Laura Neitzel’s
The Life We Longed for: Danchi Housing and the Middle Class Dream in Postwar Japan (MerwinAsia, 2016) is a chronicle of the large, government-sponsored housing projects called
danchi that were built during Japan’s high-growth years, roughly 1955 until the first oil shock in the early 1970s. Though only a minority of Japanese lived in the
danchi, they took on an outsized place in the public imagination of and aspirations for the ideal new “bright life” of postwar Japan. The
danchi, built by the Japan Housing Corporation (JHC) to accommodate the rush of families relocating to the cities during this transformational period, were the symbol of a new “democratic” middle-class life freed from the “feudal” past, a great social and architectural experiment, and the source of enormous social cathexis.

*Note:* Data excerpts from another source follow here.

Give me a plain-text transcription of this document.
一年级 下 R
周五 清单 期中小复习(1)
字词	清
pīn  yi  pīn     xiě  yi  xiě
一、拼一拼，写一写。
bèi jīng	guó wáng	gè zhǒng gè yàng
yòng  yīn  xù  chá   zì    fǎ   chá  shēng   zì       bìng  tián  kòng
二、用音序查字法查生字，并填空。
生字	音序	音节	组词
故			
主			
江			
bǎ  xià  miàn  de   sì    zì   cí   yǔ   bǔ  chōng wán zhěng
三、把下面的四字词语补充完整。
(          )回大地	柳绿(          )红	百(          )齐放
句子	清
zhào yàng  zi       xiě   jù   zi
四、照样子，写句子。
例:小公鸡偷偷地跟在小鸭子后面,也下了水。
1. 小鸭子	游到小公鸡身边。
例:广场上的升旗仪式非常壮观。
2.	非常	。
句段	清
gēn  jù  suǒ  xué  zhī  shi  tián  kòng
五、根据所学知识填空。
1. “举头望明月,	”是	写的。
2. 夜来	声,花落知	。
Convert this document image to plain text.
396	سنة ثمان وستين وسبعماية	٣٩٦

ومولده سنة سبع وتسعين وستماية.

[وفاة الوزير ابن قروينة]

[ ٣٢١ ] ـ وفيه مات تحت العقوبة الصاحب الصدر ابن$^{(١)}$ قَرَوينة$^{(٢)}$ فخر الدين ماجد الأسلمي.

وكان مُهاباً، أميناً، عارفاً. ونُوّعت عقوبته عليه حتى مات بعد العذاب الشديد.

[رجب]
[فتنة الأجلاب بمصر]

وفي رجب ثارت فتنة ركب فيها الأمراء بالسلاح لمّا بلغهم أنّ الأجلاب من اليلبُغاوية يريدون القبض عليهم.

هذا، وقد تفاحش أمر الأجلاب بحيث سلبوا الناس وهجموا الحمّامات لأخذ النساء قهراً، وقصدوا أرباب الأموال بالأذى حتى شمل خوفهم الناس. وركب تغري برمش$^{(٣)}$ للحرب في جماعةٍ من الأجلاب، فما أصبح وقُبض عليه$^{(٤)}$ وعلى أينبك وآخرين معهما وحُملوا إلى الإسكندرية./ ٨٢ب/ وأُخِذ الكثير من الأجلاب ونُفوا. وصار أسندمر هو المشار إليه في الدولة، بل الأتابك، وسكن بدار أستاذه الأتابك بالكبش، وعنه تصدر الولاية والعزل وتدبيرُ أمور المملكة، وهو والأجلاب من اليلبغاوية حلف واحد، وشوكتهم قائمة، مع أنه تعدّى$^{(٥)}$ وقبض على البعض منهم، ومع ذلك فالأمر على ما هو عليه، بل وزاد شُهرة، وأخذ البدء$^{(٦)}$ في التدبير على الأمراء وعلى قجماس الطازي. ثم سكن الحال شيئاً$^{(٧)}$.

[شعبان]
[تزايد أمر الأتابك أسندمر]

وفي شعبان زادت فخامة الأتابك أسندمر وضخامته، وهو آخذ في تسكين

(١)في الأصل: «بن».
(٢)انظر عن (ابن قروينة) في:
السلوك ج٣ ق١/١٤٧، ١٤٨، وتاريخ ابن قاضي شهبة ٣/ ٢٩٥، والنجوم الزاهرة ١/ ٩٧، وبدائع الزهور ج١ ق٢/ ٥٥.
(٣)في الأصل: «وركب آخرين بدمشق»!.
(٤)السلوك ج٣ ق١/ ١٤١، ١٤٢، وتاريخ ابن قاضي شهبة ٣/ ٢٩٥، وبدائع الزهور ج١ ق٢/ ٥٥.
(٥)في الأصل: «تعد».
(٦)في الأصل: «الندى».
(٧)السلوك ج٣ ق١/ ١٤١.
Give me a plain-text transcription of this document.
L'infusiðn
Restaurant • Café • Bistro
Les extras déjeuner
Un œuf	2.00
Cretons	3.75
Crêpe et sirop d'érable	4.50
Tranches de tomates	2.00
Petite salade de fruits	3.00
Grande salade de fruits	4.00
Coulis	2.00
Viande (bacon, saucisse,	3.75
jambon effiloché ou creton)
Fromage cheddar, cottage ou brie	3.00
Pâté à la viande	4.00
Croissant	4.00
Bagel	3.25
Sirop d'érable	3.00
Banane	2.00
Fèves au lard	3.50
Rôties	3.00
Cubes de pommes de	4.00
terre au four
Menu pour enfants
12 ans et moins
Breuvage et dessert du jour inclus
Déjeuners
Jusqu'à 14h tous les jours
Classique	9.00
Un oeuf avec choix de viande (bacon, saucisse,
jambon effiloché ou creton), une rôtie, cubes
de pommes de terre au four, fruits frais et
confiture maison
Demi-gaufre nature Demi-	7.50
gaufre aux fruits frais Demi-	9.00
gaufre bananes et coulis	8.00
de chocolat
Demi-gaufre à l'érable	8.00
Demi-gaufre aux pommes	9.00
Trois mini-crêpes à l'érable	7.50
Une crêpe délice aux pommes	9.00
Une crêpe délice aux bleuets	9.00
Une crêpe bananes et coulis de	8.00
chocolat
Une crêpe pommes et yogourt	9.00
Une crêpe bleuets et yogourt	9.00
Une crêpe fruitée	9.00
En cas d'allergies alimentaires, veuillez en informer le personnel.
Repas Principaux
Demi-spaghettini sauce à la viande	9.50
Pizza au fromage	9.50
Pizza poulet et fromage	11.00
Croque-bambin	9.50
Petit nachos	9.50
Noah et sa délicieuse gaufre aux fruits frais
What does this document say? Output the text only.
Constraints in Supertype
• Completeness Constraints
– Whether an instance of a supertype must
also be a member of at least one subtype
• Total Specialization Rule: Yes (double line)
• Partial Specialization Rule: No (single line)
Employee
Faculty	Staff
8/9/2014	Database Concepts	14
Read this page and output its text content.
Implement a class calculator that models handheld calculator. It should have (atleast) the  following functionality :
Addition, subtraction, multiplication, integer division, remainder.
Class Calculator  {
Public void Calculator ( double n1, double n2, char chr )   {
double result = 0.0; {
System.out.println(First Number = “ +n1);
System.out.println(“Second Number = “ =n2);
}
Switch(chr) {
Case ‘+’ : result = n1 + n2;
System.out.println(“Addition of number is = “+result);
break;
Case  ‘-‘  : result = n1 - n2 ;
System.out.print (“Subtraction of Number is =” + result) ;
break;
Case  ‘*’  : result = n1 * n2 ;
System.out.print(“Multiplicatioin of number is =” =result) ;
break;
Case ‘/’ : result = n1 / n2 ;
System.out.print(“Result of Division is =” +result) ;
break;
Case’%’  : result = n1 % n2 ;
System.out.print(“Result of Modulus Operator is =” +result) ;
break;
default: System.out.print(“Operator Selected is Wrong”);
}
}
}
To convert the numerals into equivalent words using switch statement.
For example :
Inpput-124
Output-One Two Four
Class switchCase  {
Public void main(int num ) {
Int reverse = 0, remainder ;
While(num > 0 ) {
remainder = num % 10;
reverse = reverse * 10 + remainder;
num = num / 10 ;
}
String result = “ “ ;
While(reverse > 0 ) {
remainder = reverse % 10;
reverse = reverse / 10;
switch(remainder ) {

Drawing on a wide range of sources from government white papers to popular women’s magazines, and paying close attention to the
danchi as an everyday revolution of the everyday, to both the positive and negative views of the
danchi, and to their relationship to contemporaneous social imaginaries of democratic-capitalist affluence around the world, Neitzel paints a clear and concise portrait of the
danchi as aspiration, but also paradoxically as a kind of nostalgia a longed-for life that never really was. The book provides a clear and sensitive look at
danchi as modern design and design for modernity, as a fantasy of middle-class life and a middle-class fantasy, warts and all.